Grounds for appeal
Toronto Star|June 12, 2024
A corner store is fighting for the right to sell coffee amid a licensing dispute, all while the city weighs zoning changes to let such businesses flourish
MANUELA VEGA
Grounds for appeal

Yana Miriev says she bought an espresso machine after the city confirmed that her business licence allowed her to serve coffee.

A small shop nestled among rows of houses in Toronto’s west end offers customers locally sourced groceries, plus espresso drinks, matcha lattes and cookies to go. But an anonymous tip about a zoning violation is threatening to put it out of business.
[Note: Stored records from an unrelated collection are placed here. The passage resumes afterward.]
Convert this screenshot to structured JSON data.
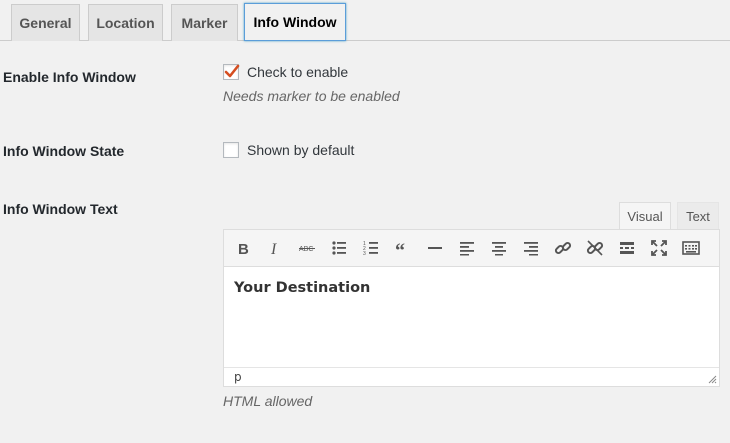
{
  "tabs": [
    {
      "label": "General",
      "active": false
    },
    {
      "label": "Location",
      "active": false
    },
    {
      "label": "Marker",
      "active": false
    },
    {
      "label": "Info Window",
      "active": true
    }
  ],
  "fields": {
    "enable": {
      "label": "Enable Info Window",
      "checkbox_label": "Check to enable",
      "checked": true,
      "description": "Needs marker to be enabled"
    },
    "state": {
      "label": "Info Window State",
      "checkbox_label": "Shown by default",
      "checked": false
    },
    "text": {
      "label": "Info Window Text",
      "description": "HTML allowed"
    }
  },
  "editor": {
    "tabs": {
      "visual": "Visual",
      "text": "Text"
    },
    "toolbar": [
      "bold-icon",
      "italic-icon",
      "strikethrough-icon",
      "bullet-list-icon",
      "numbered-list-icon",
      "blockquote-icon",
      "horizontal-line-icon",
      "align-left-icon",
      "align-center-icon",
      "align-right-icon",
      "link-icon",
      "unlink-icon",
      "read-more-icon",
      "fullscreen-icon",
      "toolbar-toggle-icon"
    ],
    "content": "Your Destination",
    "path": "p"
  },
  "colors": {
    "accent": "#5b9dd9",
    "check": "#d54e21"
  }
}
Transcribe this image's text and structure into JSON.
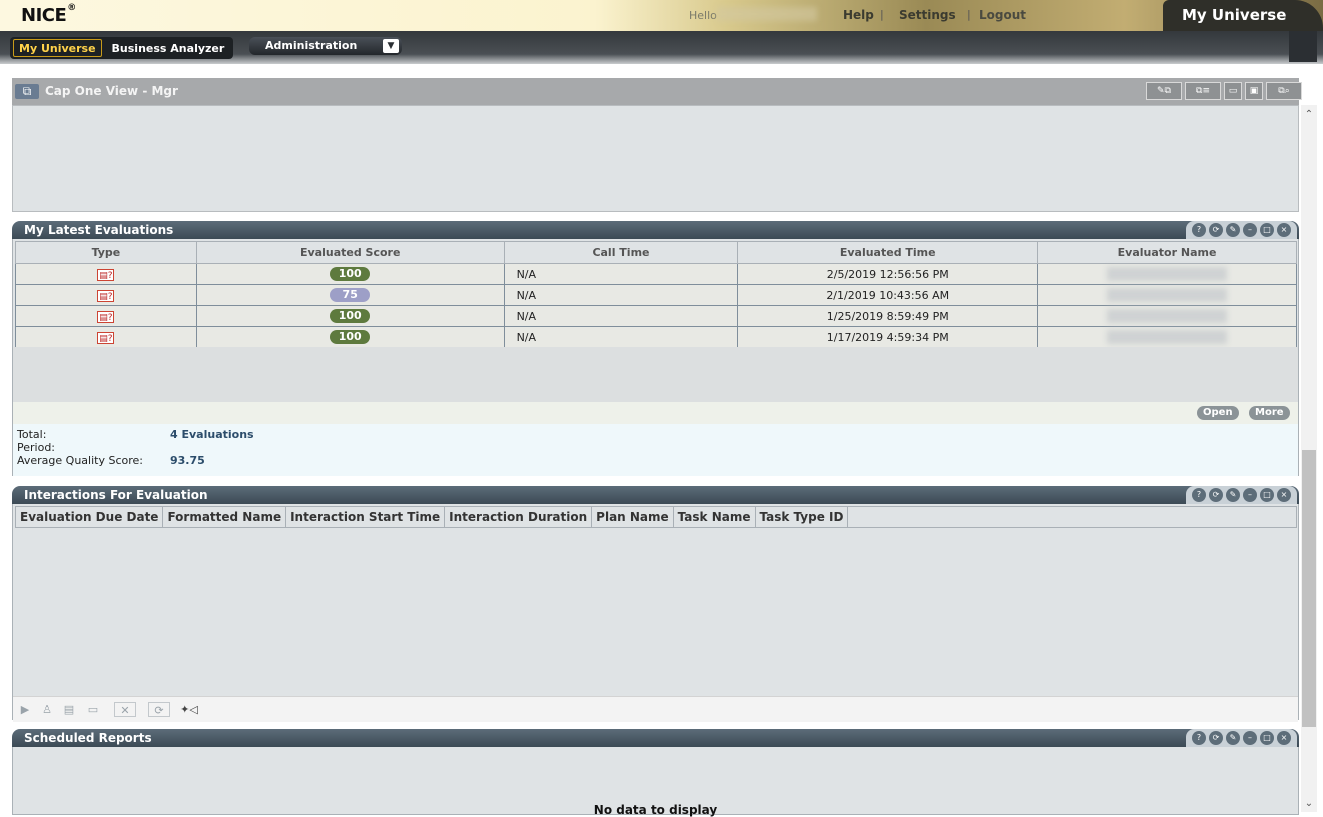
{
  "header": {
    "logo": "NICE",
    "logo_mark": "®",
    "hello": "Hello",
    "links": {
      "help": "Help",
      "settings": "Settings",
      "logout": "Logout"
    },
    "separator": "|",
    "brand": "My Universe"
  },
  "nav": {
    "tabs": [
      {
        "label": "My Universe",
        "active": true
      },
      {
        "label": "Business Analyzer",
        "active": false
      }
    ],
    "admin_menu": "Administration",
    "admin_arrow": "▼"
  },
  "page": {
    "title": "Cap One View - Mgr",
    "title_icon": "view-icon",
    "toolbar_icons": [
      "edit-view-icon",
      "manage-views-icon",
      "save-icon",
      "save-as-icon",
      "find-view-icon"
    ]
  },
  "portlet_icons": [
    "help-icon",
    "refresh-icon",
    "edit-icon",
    "minimize-icon",
    "maximize-icon",
    "close-icon"
  ],
  "evaluations": {
    "title": "My Latest Evaluations",
    "columns": [
      "Type",
      "Evaluated Score",
      "Call Time",
      "Evaluated Time",
      "Evaluator Name"
    ],
    "rows": [
      {
        "score": "100",
        "score_color": "#5e7a3e",
        "call_time": "N/A",
        "evaluated_time": "2/5/2019 12:56:56 PM"
      },
      {
        "score": "75",
        "score_color": "#9d9fc7",
        "call_time": "N/A",
        "evaluated_time": "2/1/2019 10:43:56 AM"
      },
      {
        "score": "100",
        "score_color": "#5e7a3e",
        "call_time": "N/A",
        "evaluated_time": "1/25/2019 8:59:49 PM"
      },
      {
        "score": "100",
        "score_color": "#5e7a3e",
        "call_time": "N/A",
        "evaluated_time": "1/17/2019 4:59:34 PM"
      }
    ],
    "buttons": {
      "open": "Open",
      "more": "More"
    },
    "summary": {
      "total_label": "Total:",
      "total_value": "4 Evaluations",
      "period_label": "Period:",
      "avg_label": "Average Quality Score:",
      "avg_value": "93.75"
    }
  },
  "interactions": {
    "title": "Interactions For Evaluation",
    "columns": [
      "Evaluation Due Date",
      "Formatted Name",
      "Interaction Start Time",
      "Interaction Duration",
      "Plan Name",
      "Task Name",
      "Task Type ID"
    ],
    "toolbar_icons": [
      "play-icon",
      "assign-icon",
      "copy-icon",
      "details-icon",
      "delete-icon",
      "refresh-icon",
      "media-icon"
    ]
  },
  "reports": {
    "title": "Scheduled Reports",
    "empty": "No data to display"
  },
  "scrollbar": {
    "up": "⌃",
    "down": "⌄"
  }
}
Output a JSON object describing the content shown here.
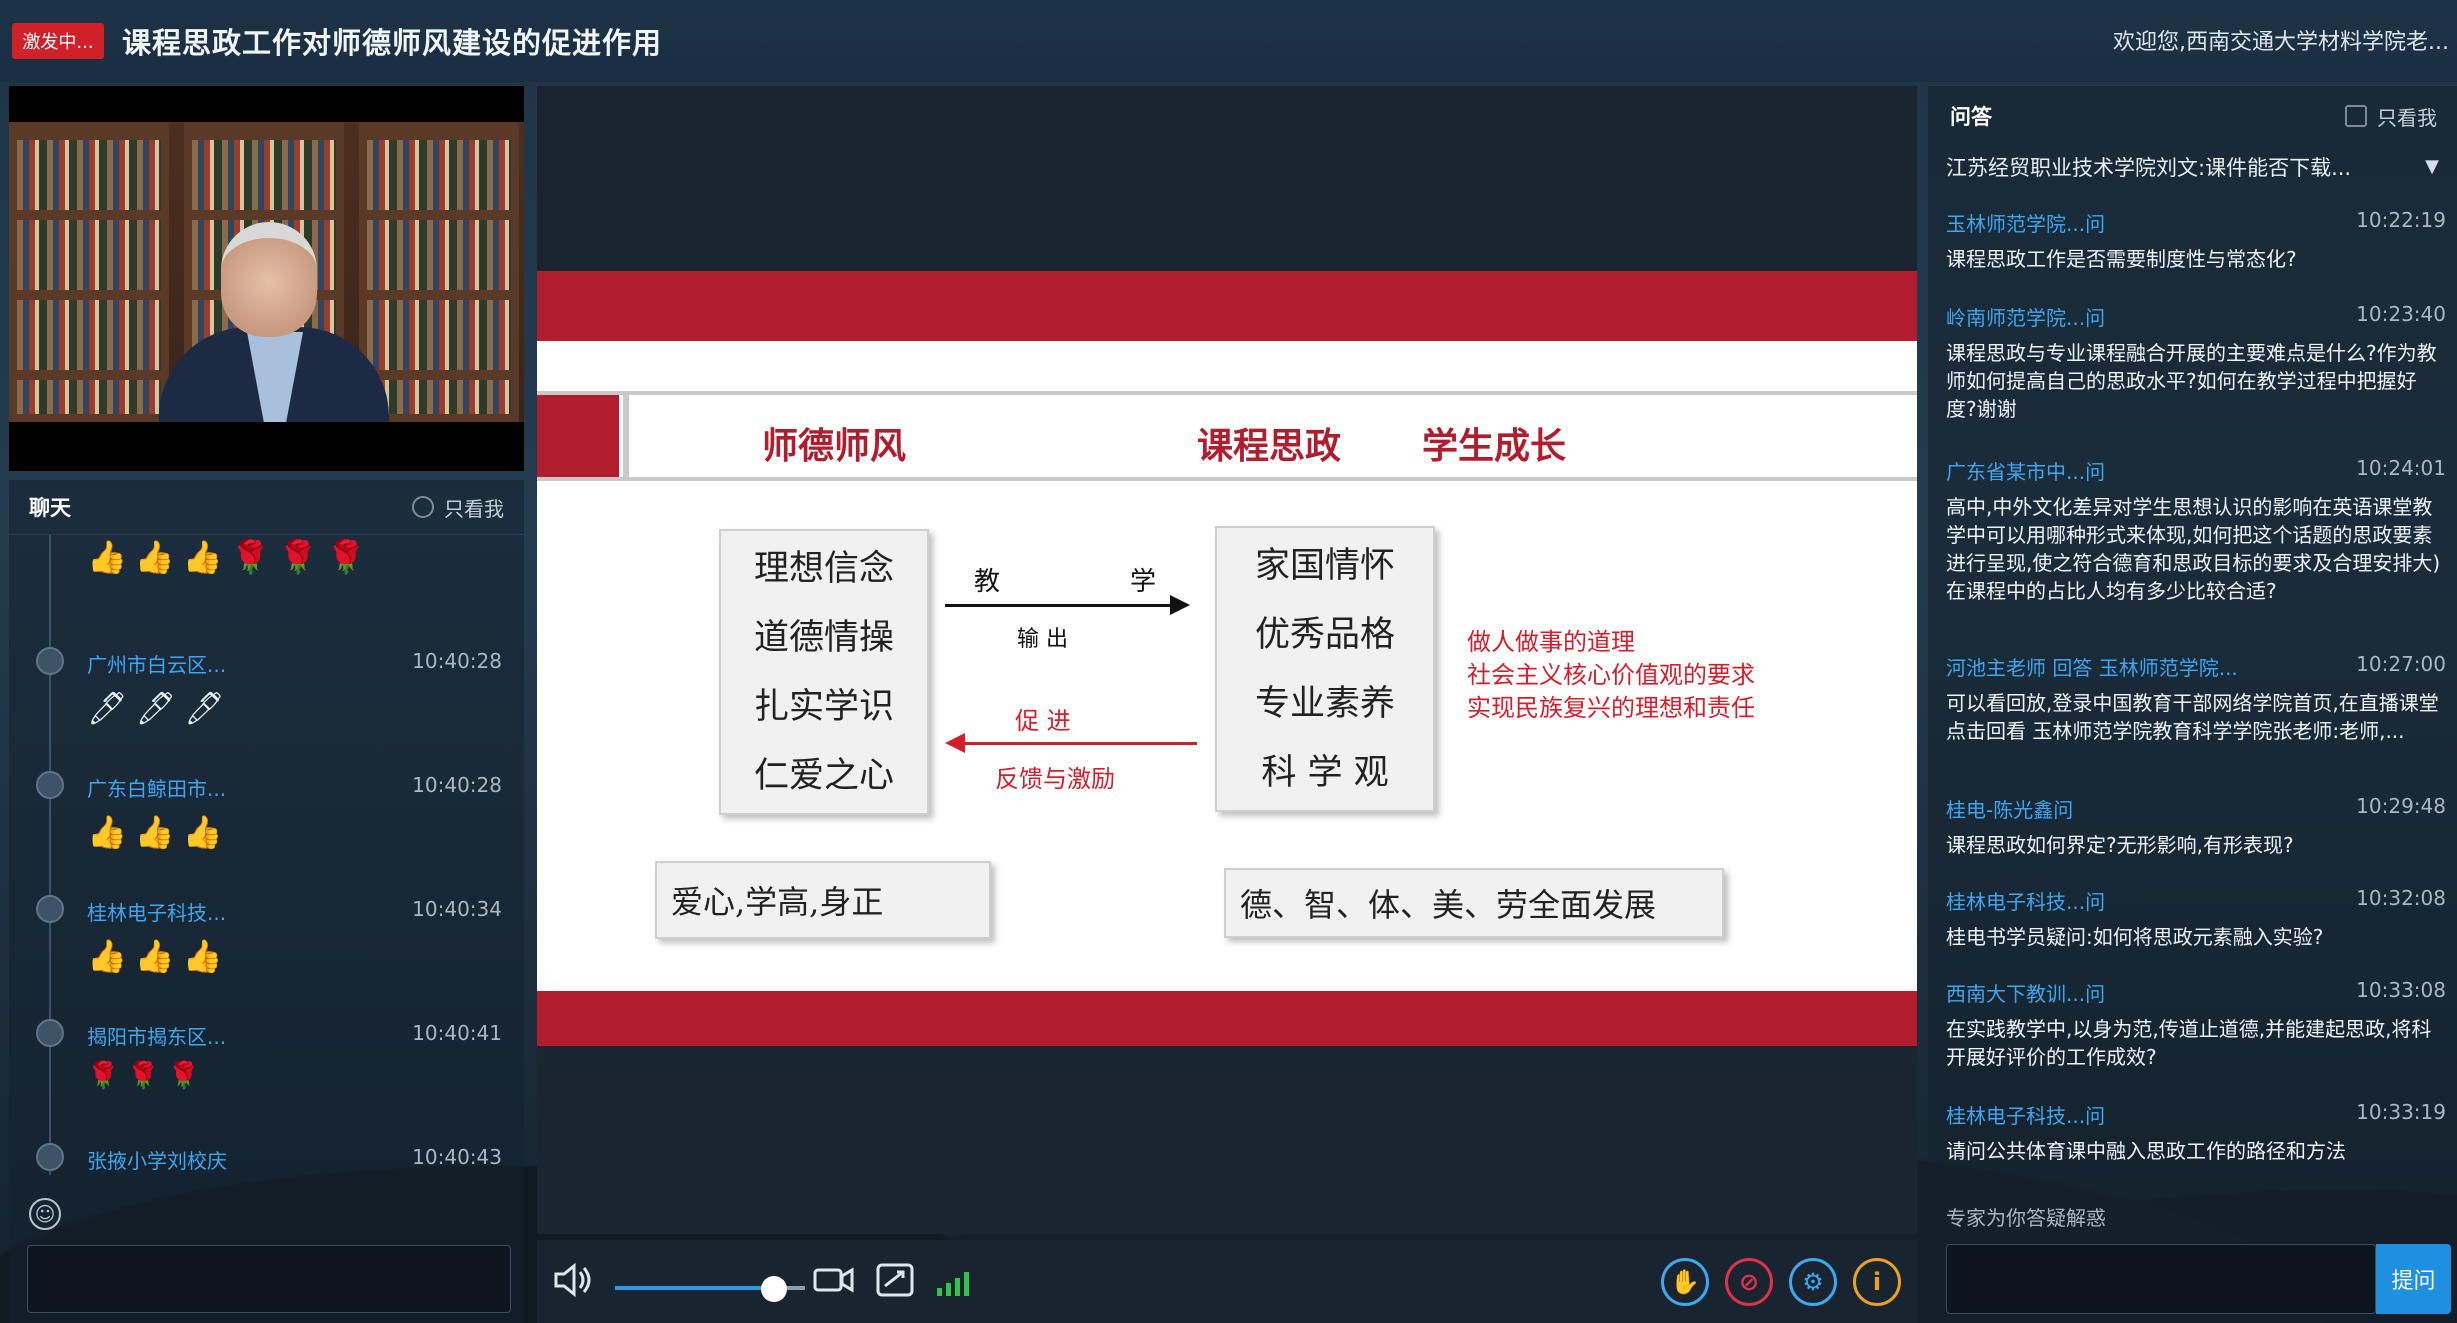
{
  "topbar": {
    "live_badge": "激发中...",
    "title": "课程思政工作对师德师风建设的促进作用",
    "welcome": "欢迎您,西南交通大学材料学院老..."
  },
  "chat": {
    "title": "聊天",
    "only_me": "只看我",
    "items": [
      {
        "name": "",
        "time": "",
        "emojis": "👍👍👍🌹🌹🌹"
      },
      {
        "name": "广州市白云区...",
        "time": "10:40:28",
        "emojis": "🖊🖊🖊"
      },
      {
        "name": "广东白鲸田市...",
        "time": "10:40:28",
        "emojis": "👍👍👍"
      },
      {
        "name": "桂林电子科技...",
        "time": "10:40:34",
        "emojis": "👍👍👍"
      },
      {
        "name": "揭阳市揭东区...",
        "time": "10:40:41",
        "emojis": "🌹🌹🌹"
      },
      {
        "name": "张掖小学刘校庆",
        "time": "10:40:43",
        "emojis": ""
      }
    ],
    "input_placeholder": ""
  },
  "slide": {
    "header": {
      "left": "师德师风",
      "mid": "课程思政",
      "right": "学生成长"
    },
    "left_box": [
      "理想信念",
      "道德情操",
      "扎实学识",
      "仁爱之心"
    ],
    "right_box": [
      "家国情怀",
      "优秀品格",
      "专业素养",
      "科 学 观"
    ],
    "arrow_top_label_left": "教",
    "arrow_top_label_right": "学",
    "arrow_top_sub": "输  出",
    "arrow_bottom_label": "促  进",
    "arrow_bottom_sub": "反馈与激励",
    "red_note": [
      "做人做事的道理",
      "社会主义核心价值观的要求",
      "实现民族复兴的理想和责任"
    ],
    "bottom_left": "爱心,学高,身正",
    "bottom_right": "德、智、体、美、劳全面发展"
  },
  "qa": {
    "title": "问答",
    "only_me": "只看我",
    "top_line": "江苏经贸职业技术学院刘文:课件能否下载...",
    "items": [
      {
        "name": "玉林师范学院...问",
        "time": "10:22:19",
        "text": "课程思政工作是否需要制度性与常态化?"
      },
      {
        "name": "岭南师范学院...问",
        "time": "10:23:40",
        "text": "课程思政与专业课程融合开展的主要难点是什么?作为教师如何提高自己的思政水平?如何在教学过程中把握好度?谢谢"
      },
      {
        "name": "广东省某市中...问",
        "time": "10:24:01",
        "text": "高中,中外文化差异对学生思想认识的影响在英语课堂教学中可以用哪种形式来体现,如何把这个话题的思政要素进行呈现,使之符合德育和思政目标的要求及合理安排大)在课程中的占比人均有多少比较合适?"
      },
      {
        "name": "河池主老师 回答 玉林师范学院...",
        "time": "10:27:00",
        "text": "可以看回放,登录中国教育干部网络学院首页,在直播课堂点击回看 玉林师范学院教育科学学院张老师:老师,..."
      },
      {
        "name": "桂电-陈光鑫问",
        "time": "10:29:48",
        "text": "课程思政如何界定?无形影响,有形表现?"
      },
      {
        "name": "桂林电子科技...问",
        "time": "10:32:08",
        "text": "桂电书学员疑问:如何将思政元素融入实验?"
      },
      {
        "name": "西南大下教训...问",
        "time": "10:33:08",
        "text": "在实践教学中,以身为范,传道止道德,并能建起思政,将科开展好评价的工作成效?"
      },
      {
        "name": "桂林电子科技...问",
        "time": "10:33:19",
        "text": "请问公共体育课中融入思政工作的路径和方法"
      }
    ],
    "hint": "专家为你答疑解惑",
    "send_label": "提问"
  },
  "controls": {
    "volume_level": 0.82
  },
  "colors": {
    "accent": "#1f8fe0",
    "slide_red": "#b21d2e",
    "link_blue": "#3fa6f0"
  }
}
Bylaw officers have told Finch Store that its location at 42 Dewson St., near Ossington Avenue and College Street, is in a residential zone and doesn’t have permission to prepare and serve food or drinks. Owner Yana Miriev, however, said she purchased the shop in 2022 with a permit to do so, and she needs to sell coffee in order to keep the business afloat.

“If the coffee machine is taken away, there’s no way to keep the store,” she said.

It’s a zoning spat that comes as the city is aiming to make just this type of small-scale business in residential zones permissible.

Consultations on the zoning change are taking place throughout June. But the city says that, until those changes are made, staff must enforce the rules as they exist.

According to documents shared with the Star, Miriev asked the licence and permit issuing office last May if she could serve coffee with the licence she had — a grocery store licence with a permit for refreshments — and they confirmed she could.

She said it was only after she subsequently purchased an espresso machine and hired someone to train staff on how to use it that a bylaw officer came into the store and told her the city received an anonymous complaint about the coffee machine.